I'll give you an example.
Yesterday I had dental surgery, so last night I was in severe pain. I had a prescription in my pocket and went to the pharmacy. I have A-line and B-line coverage on my Veterans Affairs card, which means I'm covered for everything, and my prescription was declined. That was just getting a prescription.
Not long ago they got rid of the Veterans Affairs treatment authorization centres all across Canada. This was the overruling body for Blue Cross. Now there are no treatment authorization centres. Years ago they got rid of the people who were in Moncton in the Blue Cross office, so now Blue Cross is on their own, and by the way, they only work Atlantic banking hours, so if you go after hours.... I'm in the west, so the pharmacist couldn't even call them, because they're closed.
Just on prescriptions, when we're talking about service delivery, these are the implications of cutting and cutting.

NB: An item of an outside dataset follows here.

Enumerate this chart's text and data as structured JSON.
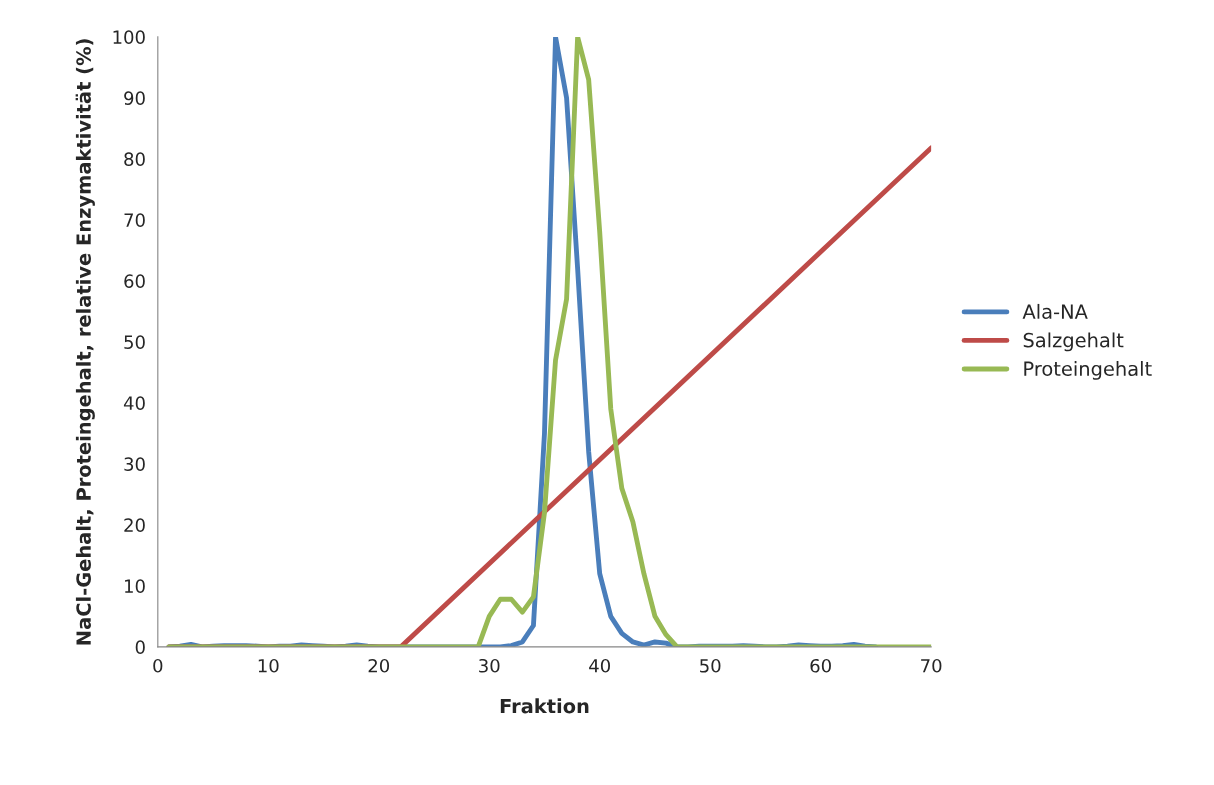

Just on that portion, we need to change the way we do things.
You've heard over and over from the testimony that there are so many programs and nobody knows them all. A case manager told me this morning that Blue Cross authorized four pills the next day, but my pharmacist didn't receive this information. My case manager didn't even know this was policy, and she's been there 32 years. There are so many programs and policies for veterans that it's confusing.
The best way is meet the veterans and find their needs. If they have a treatment plan, authorize the medications for their treatment plan. This is simple. Let's change the way we've done things for 100 years and instead let's meet the needs of the veteran in transitioning, treatment, rehabilitation, and lifelong support.